Alzheimer's is the most common form of dementia, a general term for loss of memory, language, and other thinking abilities
Brian B. Bettencourt | Toronto Star | Getty Images
A trial of an experimental Alzheimer's drug has been hailed as a "new era" in the beleaguered fight to find a cure for dementia.
Results from the clinical trial showed that the medicine lecanemab removed clumps of protein — called beta amyloid — that builds up in brains of people with Alzheimer's disease.
Alzheimer's is the most common form of dementia, a general term for loss of memory, language, and other thinking abilities that are severe enough to interfere with daily life.
The findings have been dubbed a major breakthrough in researchers' decades-long efforts to tackle the debilitating illness.
However, the report's authors cautioned that the drug is most effective in people with an earlier stage of the disease, and further trials are needed to determine its longer-term effects.
"Lecanemab reduced markers of amyloid in early Alzheimer's disease and resulted in moderately less decline on measures of cognition and function," researchers wrote in the study published in the New England Journal of Medicine.
"Longer trials are warranted to determine the efficacy and safety of lecanemab in early Alzheimer's disease," it added.
'A major step forward'
The trial was conducted among 1,795 volunteers with early stage Alzheimer's over the course of 18 months.
Half were given fortnightly infusions of lecanemab — an antibody that tells the immune system to clear amyloid — while the other half were given a placebo.
The results showed that the decline in memory and mental agility slowed by 27% in patients who took lecanemab.
These exciting findings represent a major step forward for dementia research and could herald a new era for people with Alzheimer's disease.
Dr Susan Kohlhaas
director of research, Alzheimer's Research UK
Crucially, the drug removed enough amyloid protein that patients wouldn't have had enough evidence of Alzheimer's disease to qualify for entry to the trial.
Alzheimer's Research UK described the outcome as a "major step forward" in reducing cognitive decline among patients.
"These exciting findings represent a major step forward for dementia research and could herald a new era for people with Alzheimer's disease. This is the first time a drug has been shown to both reduce the disease in the brain and slow memory decline in clinical trials," Director of Research Dr. Susan Kohlhaas said.
However, she warned that adverse side effects from the drug showed it was no miracle cure.
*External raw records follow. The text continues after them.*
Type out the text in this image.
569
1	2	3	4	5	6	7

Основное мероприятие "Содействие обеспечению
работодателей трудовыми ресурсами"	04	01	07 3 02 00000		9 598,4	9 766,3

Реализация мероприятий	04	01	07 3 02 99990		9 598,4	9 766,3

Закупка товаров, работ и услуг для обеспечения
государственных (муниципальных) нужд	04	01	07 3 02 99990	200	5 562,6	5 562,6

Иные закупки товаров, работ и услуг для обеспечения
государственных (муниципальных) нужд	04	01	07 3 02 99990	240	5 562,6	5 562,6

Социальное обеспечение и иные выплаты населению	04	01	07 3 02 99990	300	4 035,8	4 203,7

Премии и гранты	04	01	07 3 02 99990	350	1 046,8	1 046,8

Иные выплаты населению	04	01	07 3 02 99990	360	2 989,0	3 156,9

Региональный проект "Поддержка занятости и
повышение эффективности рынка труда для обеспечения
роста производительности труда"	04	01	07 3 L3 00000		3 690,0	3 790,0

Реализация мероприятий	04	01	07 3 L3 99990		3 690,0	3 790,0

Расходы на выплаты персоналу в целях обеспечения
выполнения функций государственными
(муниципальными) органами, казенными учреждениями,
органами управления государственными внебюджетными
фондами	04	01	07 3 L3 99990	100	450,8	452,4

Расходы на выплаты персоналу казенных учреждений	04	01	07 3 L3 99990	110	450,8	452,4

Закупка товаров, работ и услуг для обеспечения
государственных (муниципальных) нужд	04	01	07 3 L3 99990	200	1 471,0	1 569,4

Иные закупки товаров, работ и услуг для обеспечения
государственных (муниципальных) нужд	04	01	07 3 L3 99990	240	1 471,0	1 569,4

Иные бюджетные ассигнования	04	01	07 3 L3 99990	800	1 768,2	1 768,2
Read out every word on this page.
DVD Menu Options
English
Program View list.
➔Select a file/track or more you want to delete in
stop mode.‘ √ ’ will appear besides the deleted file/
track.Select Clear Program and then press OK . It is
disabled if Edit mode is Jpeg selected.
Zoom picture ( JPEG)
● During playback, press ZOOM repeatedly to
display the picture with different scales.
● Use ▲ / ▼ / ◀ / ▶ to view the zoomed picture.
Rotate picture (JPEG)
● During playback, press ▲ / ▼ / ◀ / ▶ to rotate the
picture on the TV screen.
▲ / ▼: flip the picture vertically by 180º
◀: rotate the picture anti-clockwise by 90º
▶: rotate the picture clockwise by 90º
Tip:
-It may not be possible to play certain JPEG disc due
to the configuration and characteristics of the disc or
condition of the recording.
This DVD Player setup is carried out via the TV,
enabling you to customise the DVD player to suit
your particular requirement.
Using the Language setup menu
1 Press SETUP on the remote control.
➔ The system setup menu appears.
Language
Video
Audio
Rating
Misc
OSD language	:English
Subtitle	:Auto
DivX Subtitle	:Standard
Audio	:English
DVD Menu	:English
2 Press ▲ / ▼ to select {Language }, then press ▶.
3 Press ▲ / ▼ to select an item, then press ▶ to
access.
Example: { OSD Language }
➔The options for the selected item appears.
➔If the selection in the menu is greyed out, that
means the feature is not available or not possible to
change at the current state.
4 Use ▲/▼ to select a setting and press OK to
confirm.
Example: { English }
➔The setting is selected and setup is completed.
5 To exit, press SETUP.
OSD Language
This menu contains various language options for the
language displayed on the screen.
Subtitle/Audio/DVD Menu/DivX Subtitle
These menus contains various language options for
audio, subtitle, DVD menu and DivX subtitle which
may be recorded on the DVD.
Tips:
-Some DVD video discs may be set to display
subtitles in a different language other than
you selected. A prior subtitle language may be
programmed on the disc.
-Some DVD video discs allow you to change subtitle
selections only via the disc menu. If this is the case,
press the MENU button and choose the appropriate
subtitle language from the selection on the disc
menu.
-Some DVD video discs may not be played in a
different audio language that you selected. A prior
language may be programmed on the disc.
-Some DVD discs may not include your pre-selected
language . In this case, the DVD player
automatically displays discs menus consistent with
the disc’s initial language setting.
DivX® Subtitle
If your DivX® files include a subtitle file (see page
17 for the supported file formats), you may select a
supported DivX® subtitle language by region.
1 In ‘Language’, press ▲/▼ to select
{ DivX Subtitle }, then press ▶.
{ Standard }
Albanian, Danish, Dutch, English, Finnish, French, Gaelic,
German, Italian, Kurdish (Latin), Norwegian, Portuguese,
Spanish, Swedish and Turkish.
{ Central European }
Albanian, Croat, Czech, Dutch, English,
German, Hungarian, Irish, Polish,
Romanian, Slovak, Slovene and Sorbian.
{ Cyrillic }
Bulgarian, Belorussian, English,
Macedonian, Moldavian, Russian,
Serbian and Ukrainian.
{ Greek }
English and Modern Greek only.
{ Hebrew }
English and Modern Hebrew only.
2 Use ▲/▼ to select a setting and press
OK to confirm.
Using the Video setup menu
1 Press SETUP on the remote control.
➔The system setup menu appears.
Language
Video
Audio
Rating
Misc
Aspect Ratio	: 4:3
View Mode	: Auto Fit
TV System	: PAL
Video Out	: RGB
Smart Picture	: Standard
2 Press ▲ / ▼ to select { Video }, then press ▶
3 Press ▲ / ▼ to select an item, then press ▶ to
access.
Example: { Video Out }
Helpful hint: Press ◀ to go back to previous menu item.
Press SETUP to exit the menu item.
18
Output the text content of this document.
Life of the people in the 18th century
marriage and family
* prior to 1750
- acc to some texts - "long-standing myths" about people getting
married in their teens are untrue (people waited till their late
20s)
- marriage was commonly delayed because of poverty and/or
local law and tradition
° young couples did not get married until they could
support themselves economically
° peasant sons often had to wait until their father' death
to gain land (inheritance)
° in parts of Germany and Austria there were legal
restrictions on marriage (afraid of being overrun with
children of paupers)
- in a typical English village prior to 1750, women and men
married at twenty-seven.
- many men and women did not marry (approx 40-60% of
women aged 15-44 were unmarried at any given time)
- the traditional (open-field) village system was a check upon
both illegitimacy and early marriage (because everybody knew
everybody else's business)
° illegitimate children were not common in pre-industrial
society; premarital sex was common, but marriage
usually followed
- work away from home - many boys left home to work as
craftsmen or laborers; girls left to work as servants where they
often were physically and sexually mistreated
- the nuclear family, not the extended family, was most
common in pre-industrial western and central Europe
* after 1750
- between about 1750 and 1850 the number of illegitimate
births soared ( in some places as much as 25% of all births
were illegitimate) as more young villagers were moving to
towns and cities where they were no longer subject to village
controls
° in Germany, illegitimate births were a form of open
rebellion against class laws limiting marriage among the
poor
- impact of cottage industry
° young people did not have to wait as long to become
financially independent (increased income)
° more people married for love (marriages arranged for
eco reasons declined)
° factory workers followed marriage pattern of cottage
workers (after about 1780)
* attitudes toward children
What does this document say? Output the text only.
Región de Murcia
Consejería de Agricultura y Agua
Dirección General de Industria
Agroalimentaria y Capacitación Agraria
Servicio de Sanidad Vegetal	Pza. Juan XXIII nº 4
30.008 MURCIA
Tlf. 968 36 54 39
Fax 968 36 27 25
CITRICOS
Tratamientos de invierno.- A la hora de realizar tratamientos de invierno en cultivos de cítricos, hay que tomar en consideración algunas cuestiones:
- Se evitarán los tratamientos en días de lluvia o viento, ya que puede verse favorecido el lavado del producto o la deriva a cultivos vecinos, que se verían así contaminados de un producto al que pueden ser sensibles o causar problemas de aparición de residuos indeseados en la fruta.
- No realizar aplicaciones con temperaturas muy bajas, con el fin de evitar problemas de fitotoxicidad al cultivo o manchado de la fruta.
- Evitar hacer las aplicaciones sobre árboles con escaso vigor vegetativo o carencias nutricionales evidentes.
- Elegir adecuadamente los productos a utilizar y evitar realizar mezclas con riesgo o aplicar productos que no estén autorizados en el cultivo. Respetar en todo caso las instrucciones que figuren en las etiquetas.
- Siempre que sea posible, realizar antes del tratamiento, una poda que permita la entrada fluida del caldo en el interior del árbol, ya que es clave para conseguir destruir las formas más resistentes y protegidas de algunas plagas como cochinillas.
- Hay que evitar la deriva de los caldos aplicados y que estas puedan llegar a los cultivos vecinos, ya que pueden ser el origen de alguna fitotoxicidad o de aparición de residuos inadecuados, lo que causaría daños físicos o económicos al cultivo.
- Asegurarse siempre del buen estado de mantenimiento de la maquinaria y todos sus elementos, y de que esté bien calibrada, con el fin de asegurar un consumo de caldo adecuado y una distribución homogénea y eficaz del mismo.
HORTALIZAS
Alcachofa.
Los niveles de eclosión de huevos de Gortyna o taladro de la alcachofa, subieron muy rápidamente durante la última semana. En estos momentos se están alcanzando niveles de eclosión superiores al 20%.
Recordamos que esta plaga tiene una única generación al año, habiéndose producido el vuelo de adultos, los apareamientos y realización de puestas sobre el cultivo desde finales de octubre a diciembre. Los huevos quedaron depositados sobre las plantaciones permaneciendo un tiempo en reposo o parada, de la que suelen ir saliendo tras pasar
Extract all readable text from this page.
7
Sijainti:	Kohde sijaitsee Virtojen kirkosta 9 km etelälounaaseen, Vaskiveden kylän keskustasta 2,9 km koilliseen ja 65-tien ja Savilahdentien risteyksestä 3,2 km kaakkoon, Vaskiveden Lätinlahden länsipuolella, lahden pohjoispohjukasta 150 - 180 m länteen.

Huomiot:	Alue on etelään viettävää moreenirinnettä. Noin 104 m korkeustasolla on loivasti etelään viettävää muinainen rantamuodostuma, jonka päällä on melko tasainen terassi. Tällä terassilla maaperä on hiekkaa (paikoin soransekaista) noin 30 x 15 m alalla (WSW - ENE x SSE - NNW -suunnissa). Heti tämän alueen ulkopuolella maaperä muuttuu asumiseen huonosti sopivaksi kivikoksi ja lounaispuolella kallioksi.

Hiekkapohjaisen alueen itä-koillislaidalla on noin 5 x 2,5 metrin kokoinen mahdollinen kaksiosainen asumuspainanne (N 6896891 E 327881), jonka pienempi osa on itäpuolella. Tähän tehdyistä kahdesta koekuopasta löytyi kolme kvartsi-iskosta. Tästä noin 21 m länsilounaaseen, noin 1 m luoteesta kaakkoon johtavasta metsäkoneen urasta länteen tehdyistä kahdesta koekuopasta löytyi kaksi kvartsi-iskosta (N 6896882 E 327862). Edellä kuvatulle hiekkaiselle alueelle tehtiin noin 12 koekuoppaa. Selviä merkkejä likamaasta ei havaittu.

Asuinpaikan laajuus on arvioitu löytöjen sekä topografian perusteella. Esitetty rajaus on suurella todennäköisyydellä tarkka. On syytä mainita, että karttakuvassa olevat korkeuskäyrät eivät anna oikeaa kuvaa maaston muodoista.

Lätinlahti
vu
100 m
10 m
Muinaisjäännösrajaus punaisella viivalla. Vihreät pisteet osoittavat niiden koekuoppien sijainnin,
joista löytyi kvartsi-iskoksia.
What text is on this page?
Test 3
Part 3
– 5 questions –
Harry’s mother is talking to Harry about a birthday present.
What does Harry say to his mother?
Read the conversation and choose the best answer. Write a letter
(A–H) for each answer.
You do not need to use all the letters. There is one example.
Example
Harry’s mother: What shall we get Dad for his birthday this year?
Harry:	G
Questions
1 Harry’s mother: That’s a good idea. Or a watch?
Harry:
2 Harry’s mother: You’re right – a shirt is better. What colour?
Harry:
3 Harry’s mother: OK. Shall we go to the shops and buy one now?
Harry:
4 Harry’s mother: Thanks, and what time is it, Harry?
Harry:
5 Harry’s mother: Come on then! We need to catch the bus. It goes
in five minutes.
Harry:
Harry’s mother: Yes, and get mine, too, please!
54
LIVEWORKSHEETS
"Lecanemab was associated with severe side effects, and it will be important for regulators to understand the safety profile of the drug before it is given a full license for use," she added.
Risk of severe side effects
The findings were presented at the Clinical Trials on Alzheimer's Disease conference in San Francisco on Tuesday. They follow the release earlier in the fall of top-line results from manufacturers of the drug Eisai and Biogen.
Shares of Eisai fell more than 6% Tuesday, and Biogen around 3.7%, after a report that a 65-year-old woman had died from a haemorrhage following her enrollment in the lecanemab trial.
It is not clear whether the death was directly linked to the drug. The woman was given an additional medicine known as tissue plasminogen activator (tPA) to clear blood clots resulting from the haemorrhage.
Eisai said in a statement on Monday that all available safety information indicates lecanemab therapy is not associated with an increased risk of death overall, and added that it could not provide any information about specific patients "to protect the privacy of patients."
However, it marks the second report of a death from the trial. An 80-year-old man who participated in the trial and was also receiving a blood thinner died in June.
U.S. health regulators are currently assessing the results of the clinical trial and will soon decide whether lecanemab can be approved for wider use.
Eisai and Biogen plan to begin the approval process in other countries next year.